Abstract (deu)
Manche auf Ruthenium und Osmium als Zentralatomen basierende Koordinationsverbindungen haben sich als vielversprechende tumorhemmende Wirkstoffkandidaten erwiesen. Derzeit stellen organometallische RuII und OsII Komplexverbindungen—durch einen η6-koordinierenden Arenliganden stabilisiert—die bis dato modernste Forschungsstrategie dar, um solche Wirkstoffe zu erhalten. Im Rahmen dieser Dissertation wurden neuartige, tumorhemmende RuII– und OsII–Aren Verbindungen entdeckt und in Bezug auf ihre molekularen Wechselwirkungen mit Biomolekülen untersucht. Letzteres wurde vorab anhand klassischer Metallverbindungen etabliert.
Obwohl dieser Forschungsbereich bereits intensiv untersucht wird, wird hier das erste Mal von S,N-bidentaten organometallischen RuII und OsII Wirkstoffkandidaten berichtet. Die Liganden basieren dabei auf 2-Pyridinkarbothioamiden, denen Magenschleimhaut-schützende Wirkung und sehr geringe in vivo Toxizität nachgewiesen wurde (J. Med. Chem., 1990, 33, 327–336). Koordination an den organometallischen Rest ergibt äußerst zytotoxische Verbindungen in chemoresistenten Kolonkarzinom- und multidrug-resistenten Lungenkarzinomzelllinien. Ihr Verhalten in wässriger Lösung und ihre ‚drug-likeness‘ legen den Schluss nahe, dass diese neuartige Familie von organometallischen tumorhemmenden Wirkstoffen zur oralen Applikation geeignet sein dürfte. Zudem zeigten Untersuchungen mit dem Nukleosompartikel, dass diese Metallverbindungen ausschließlich an Histon Dimer–Dimer und Dimer–Tetramer Grenzflächen der Histonproteine binden. Dies könnte auf eine Beeinträchtigung von Chromatindynamiken als möglichen Wirkmechanismum deuten.
Organometallische RuII–Aren Verbindungen, basierend auf O,O-bidentaten Pyronatoliganden, zeigen typischerweise eine sehr geringe antiproliferative Aktivität in vitro. Es wird hier jedoch gezeigt, dass RuII–p-Cymol Verbindungen mit Triazolyl-modifizierten Pyronatoliganden erhebliche zytotoxische Wirkung aufweisen. Die Strategie der Triazolyl-Modifikation wurde verfolgt, um das erste organometallische Ru–Peptid Biokonjugat mit zytotoxischer Aktivität im niederen mikromolaren Bereich zu erhalten. Dieses Biokonjugat wurde mittels verschiedender Methoden, einschließlich top-down Elektrosprayionisations-Massenspektrometrie (ESI-MS), umfassend charakterisiert.

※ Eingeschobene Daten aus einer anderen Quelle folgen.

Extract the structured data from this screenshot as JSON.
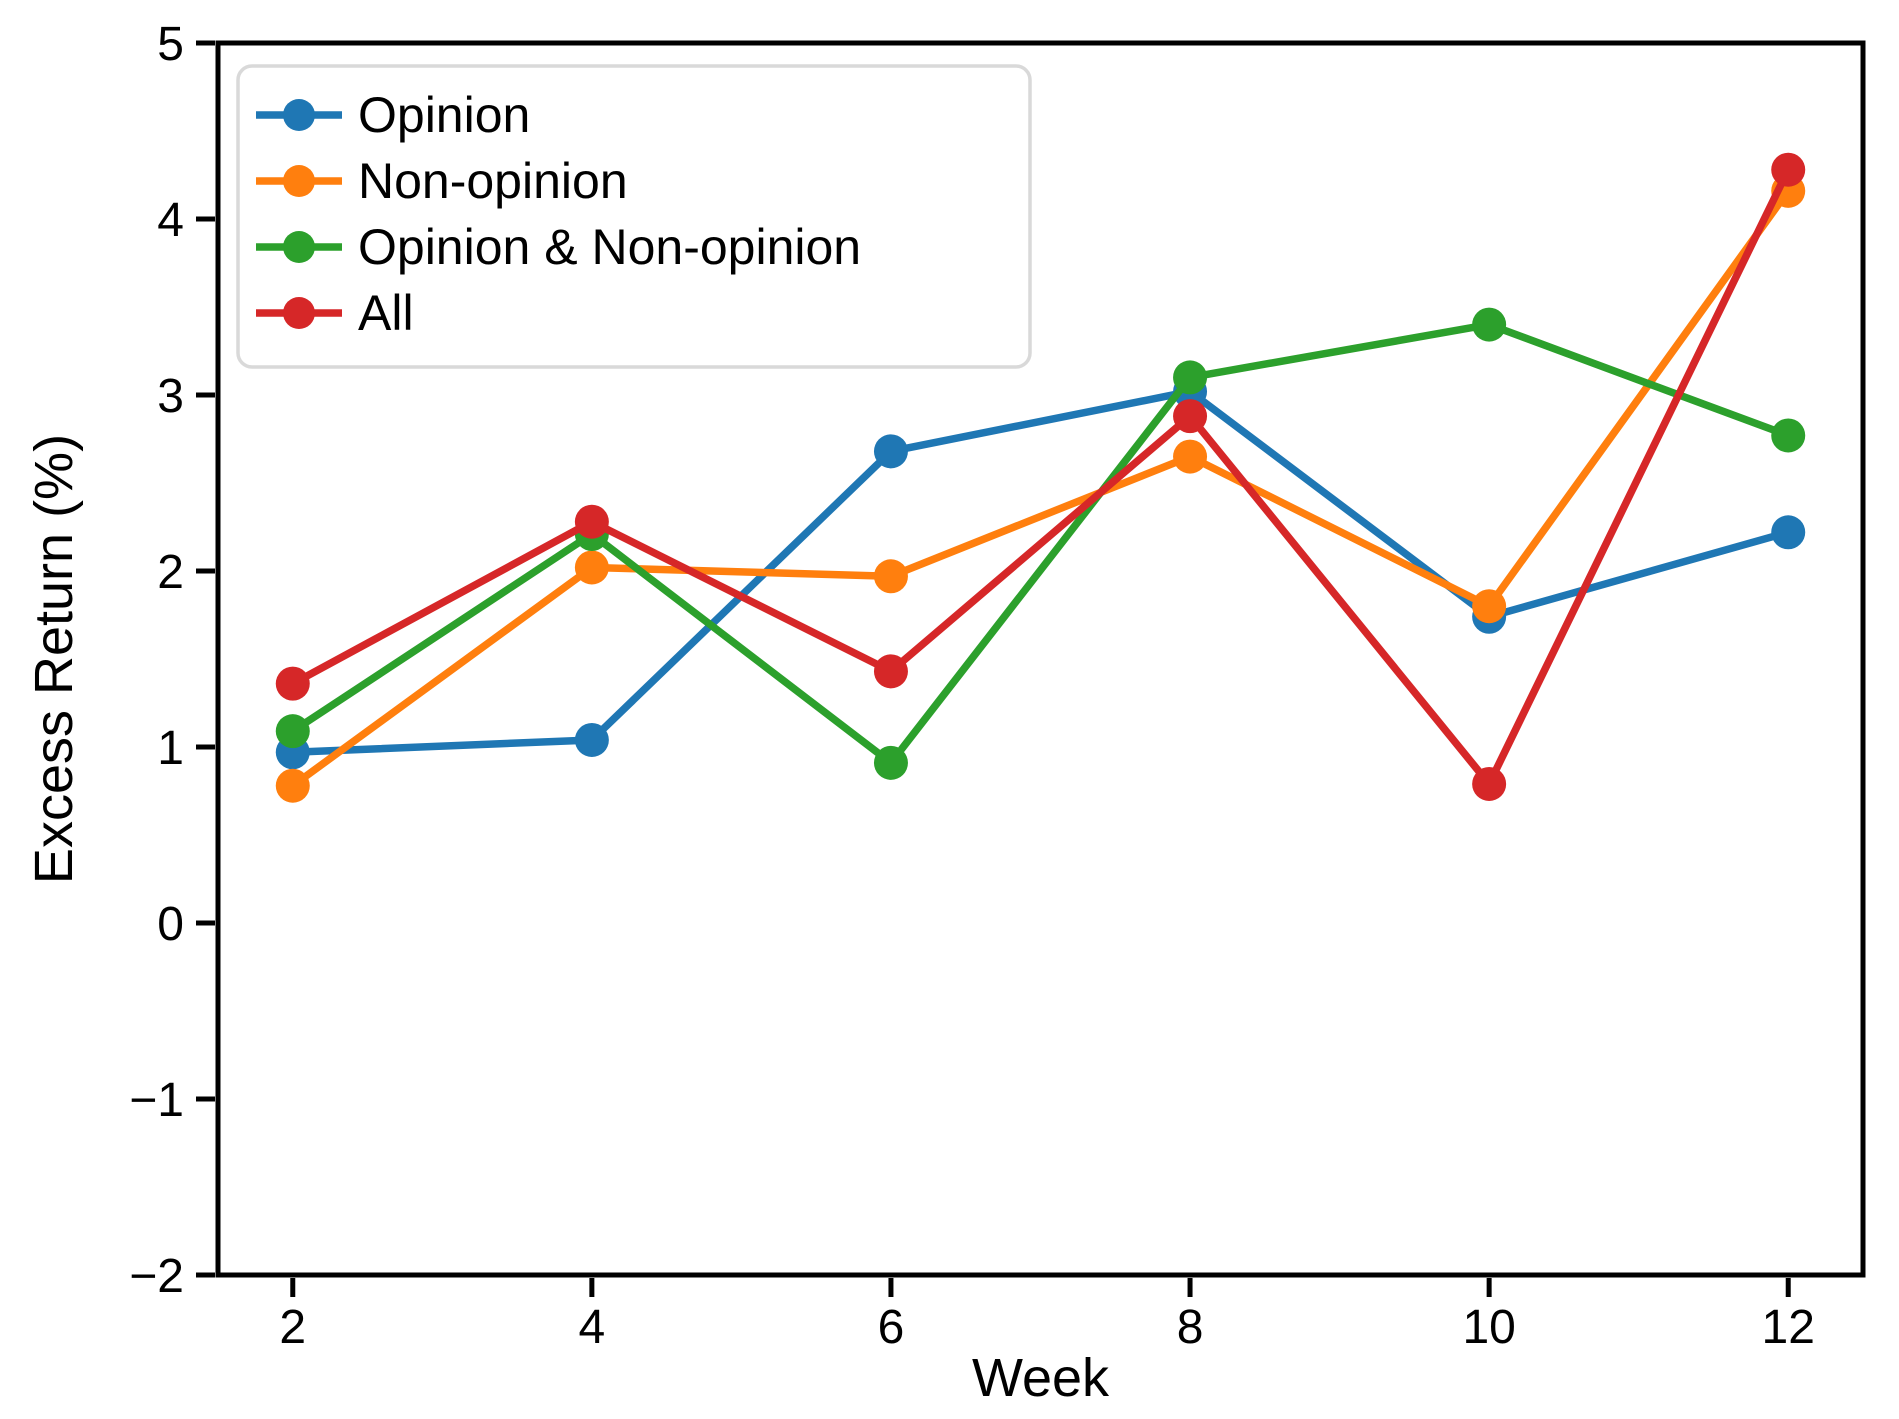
{
  "chart_data": {
    "type": "line",
    "xlabel": "Week",
    "ylabel": "Excess Return (%)",
    "x": [
      2,
      4,
      6,
      8,
      10,
      12
    ],
    "xtick_labels": [
      "2",
      "4",
      "6",
      "8",
      "10",
      "12"
    ],
    "yticks": [
      -2,
      -1,
      0,
      1,
      2,
      3,
      4,
      5
    ],
    "ytick_labels": [
      "−2",
      "−1",
      "0",
      "1",
      "2",
      "3",
      "4",
      "5"
    ],
    "xlim": [
      1.5,
      12.5
    ],
    "ylim": [
      -2,
      5
    ],
    "grid": false,
    "legend_position": "upper-left",
    "marker": "circle",
    "series": [
      {
        "name": "Opinion",
        "color": "#1f77b4",
        "values": [
          0.97,
          1.04,
          2.68,
          3.02,
          1.74,
          2.22
        ]
      },
      {
        "name": "Non-opinion",
        "color": "#ff7f0e",
        "values": [
          0.78,
          2.02,
          1.97,
          2.65,
          1.8,
          4.16
        ]
      },
      {
        "name": "Opinion & Non-opinion",
        "color": "#2ca02c",
        "values": [
          1.09,
          2.21,
          0.91,
          3.1,
          3.4,
          2.77
        ]
      },
      {
        "name": "All",
        "color": "#d62728",
        "values": [
          1.36,
          2.28,
          1.43,
          2.88,
          0.79,
          4.28
        ]
      }
    ],
    "axis_color": "#000000",
    "legend_border_color": "#d9d9d9",
    "background_color": "#ffffff"
  }
}
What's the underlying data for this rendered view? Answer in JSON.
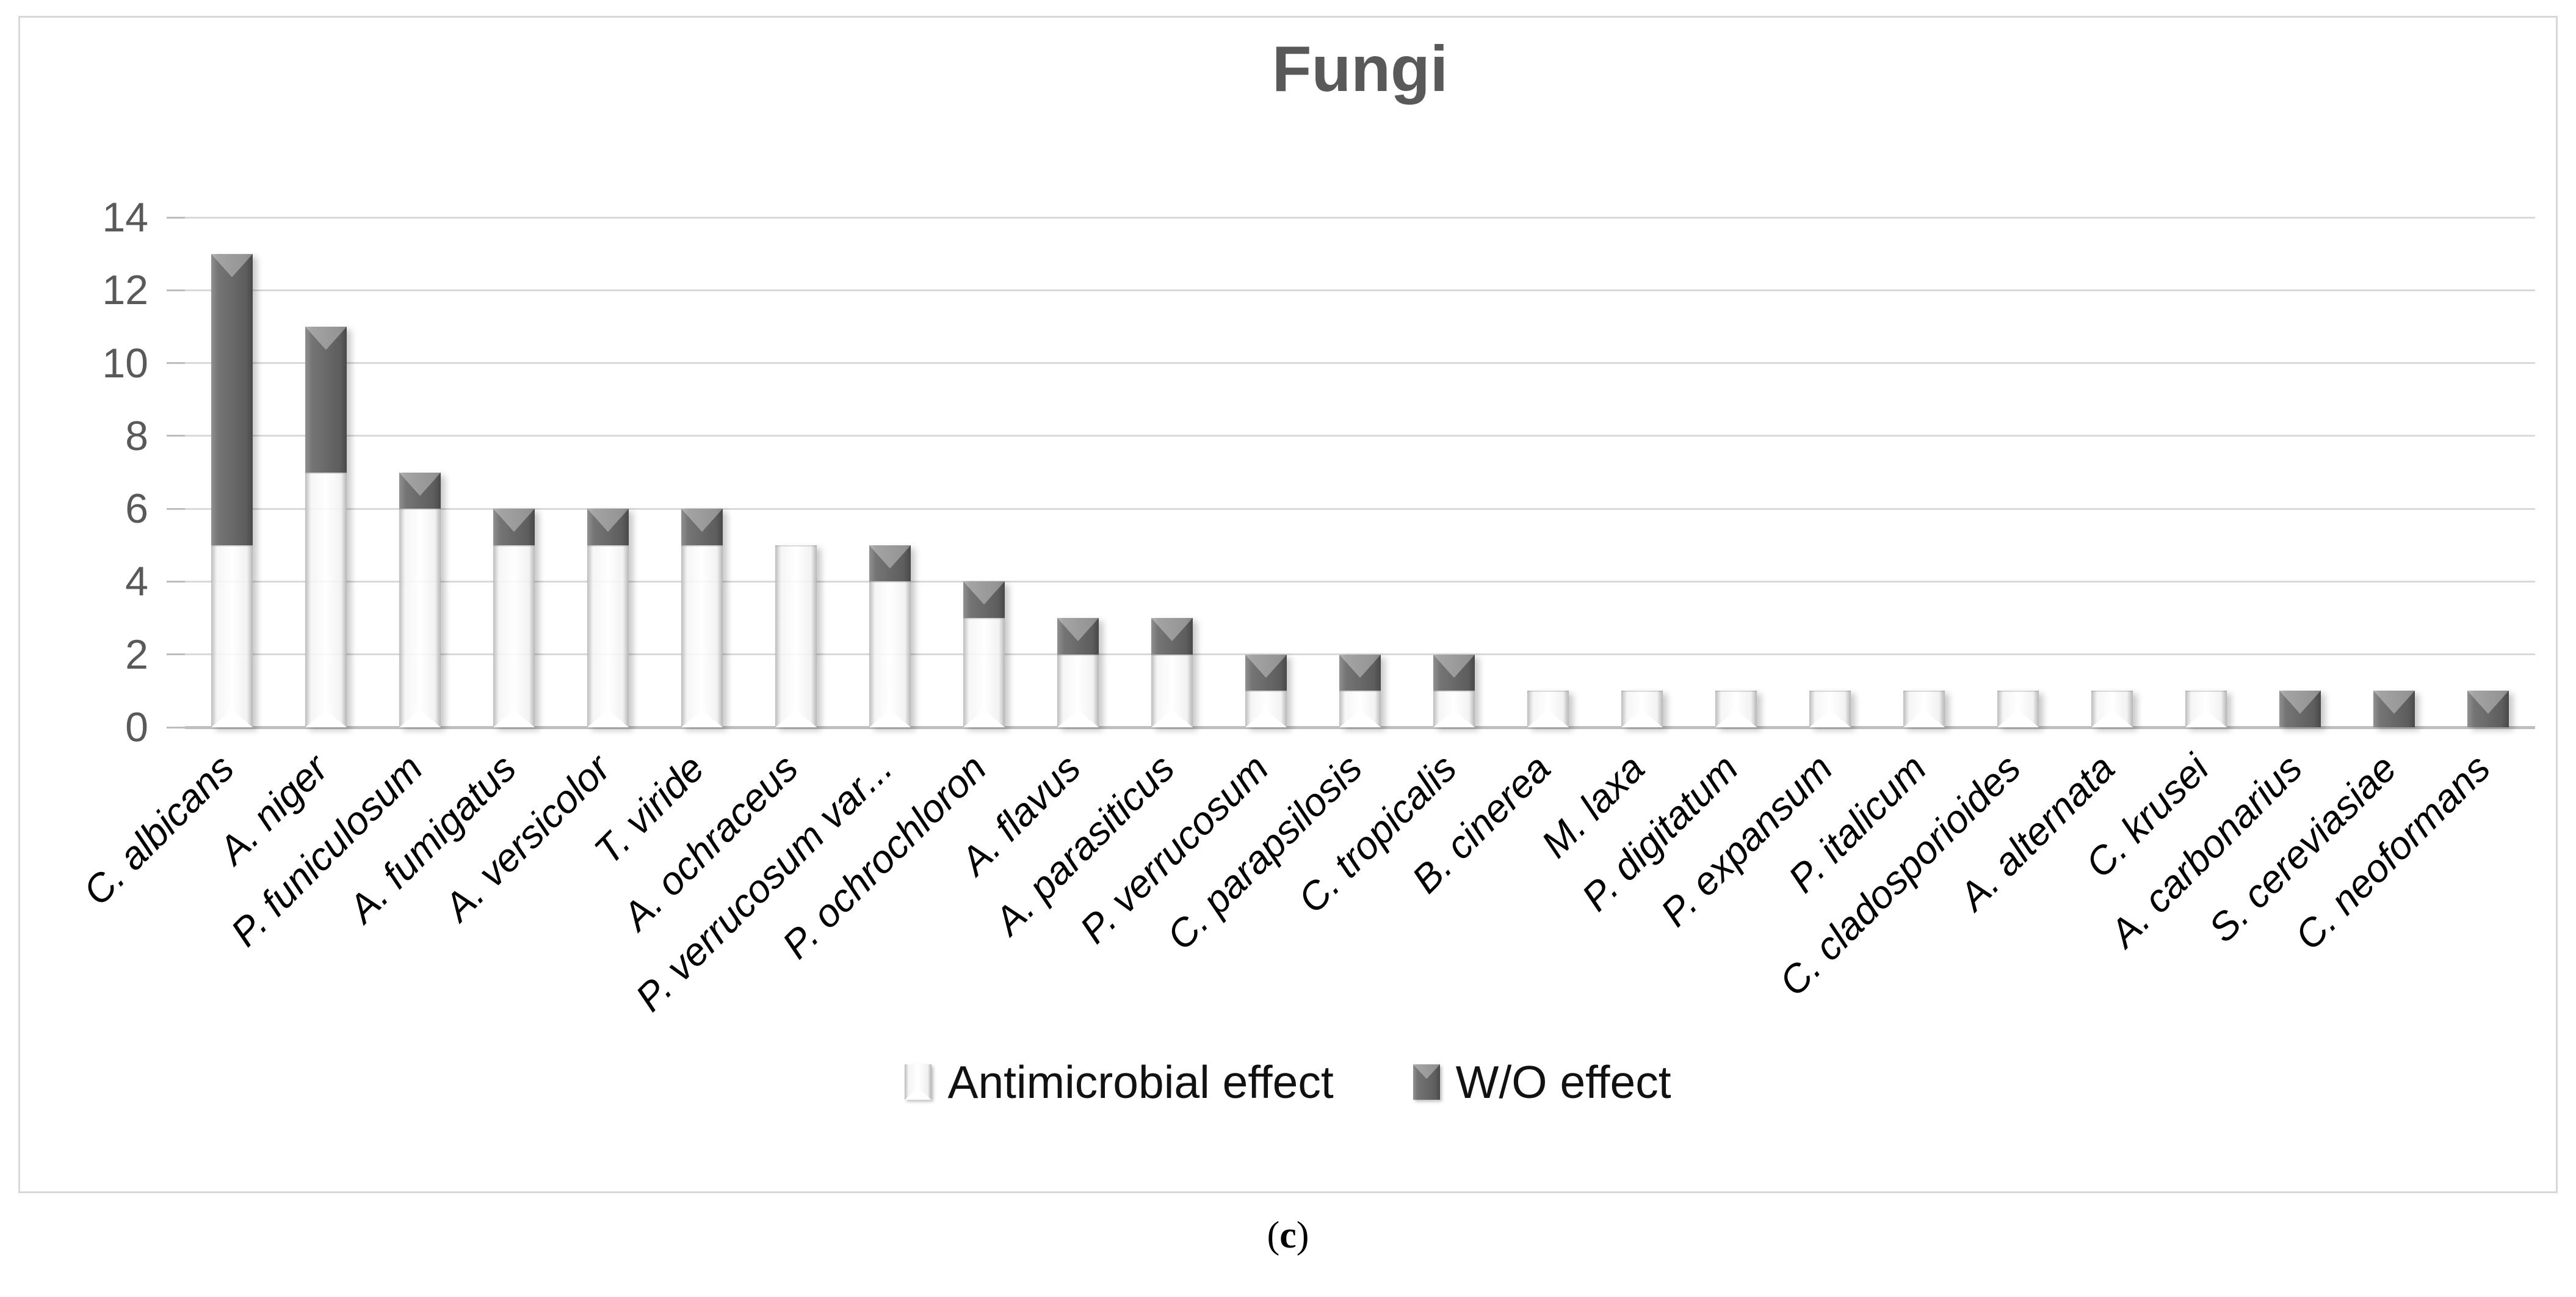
{
  "figure": {
    "caption": {
      "open": "(",
      "letter": "c",
      "close": ")"
    }
  },
  "chart_data": {
    "type": "bar",
    "stacked": true,
    "title": "Fungi",
    "categories": [
      "C. albicans",
      "A. niger",
      "P. funiculosum",
      "A. fumigatus",
      "A. versicolor",
      "T. viride",
      "A. ochraceus",
      "P. verrucosum var...",
      "P. ochrochloron",
      "A. flavus",
      "A. parasiticus",
      "P. verrucosum",
      "C. parapsilosis",
      "C. tropicalis",
      "B. cinerea",
      "M. laxa",
      "P. digitatum",
      "P. expansum",
      "P. italicum",
      "C. cladosporioides",
      "A. alternata",
      "C. krusei",
      "A. carbonarius",
      "S. cereviasiae",
      "C. neoformans"
    ],
    "series": [
      {
        "name": "Antimicrobial effect",
        "style": "white",
        "values": [
          5,
          7,
          6,
          5,
          5,
          5,
          5,
          4,
          3,
          2,
          2,
          1,
          1,
          1,
          1,
          1,
          1,
          1,
          1,
          1,
          1,
          1,
          0,
          0,
          0
        ]
      },
      {
        "name": "W/O effect",
        "style": "dark",
        "values": [
          8,
          4,
          1,
          1,
          1,
          1,
          0,
          1,
          1,
          1,
          1,
          1,
          1,
          1,
          0,
          0,
          0,
          0,
          0,
          0,
          0,
          0,
          1,
          1,
          1
        ]
      }
    ],
    "totals": [
      13,
      11,
      7,
      6,
      6,
      6,
      5,
      5,
      4,
      3,
      3,
      2,
      2,
      2,
      1,
      1,
      1,
      1,
      1,
      1,
      1,
      1,
      1,
      1,
      1
    ],
    "ylim": [
      0,
      14
    ],
    "ytick_step": 2,
    "grid": "horizontal",
    "legend_position": "bottom",
    "colors": {
      "antimicrobial_series": "#ffffff",
      "wo_series": "#696969",
      "gridline": "#d9d9d9",
      "title_text": "#595959",
      "axis_text": "#595959"
    }
  }
}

Massenspektrometrie (MS) ist ein außerordentlich wertvolles Werkzeug zur molekularen Analyse von Wechselwirkungen zwischen Metallverbindungen und Biomolekülen, wie z.B. DNA, Proteinen und deren Bestandteilen. Die molekulare Reaktivität von metallbasierenden tumorhemmenden Wirkstoffen und Wirkstofffamilien kann Erkenntnisse über deren Wirkmechanismus liefern. Im Rahmen dieser Dissertation wurden MS-basierende Techniken neben der Charakterisierung von neuen Verbindungen oder wie oben beschrieben von Peptidkonjugaten auch zur Analyse der Reaktivität von repräsentativen tumorhemmenden (Thio)Pyr(id)onato RuII–p-Cymol Metallverbindungen gegenüber Aminosäuren, Nukleotiden und Proteinen verwendet. Eine inverse Korrelation zwischen dem Ausmaß der Proteinaffinität und der antiproliferativen Aktivität konnte für diese metallhältigen Verbindungsfamilien festgestellt werden.
Die Bestimmung der Bindungsstelle von Metallionen an Proteinen durch massenspektrometrische Methoden stellt eine erhebliche analytische Herausforderung dar, die vielfach durch eine niedrige Effizienz der Adduktdetektion bedingt ist. Es konnte gezeigt werden, dass top-down MS als eine vielversprechende Herangehensweise gelten kann, um z.B. die Bindungsstellen von Oxaliplatin an Ubiquitin (ub) zu bestimmen. Die Kombination der Fragmentierungsmethoden höher energetischer C-Fallen Dissoziation (HCD) und Elektrontransferdissoziation (ETD) erzielte dabei den höchsten Informationsgehalt. Dadurch konnte Methionin-1 als primärer und Histidin-68 als sekundärer Bindungspartner bestätigt werden.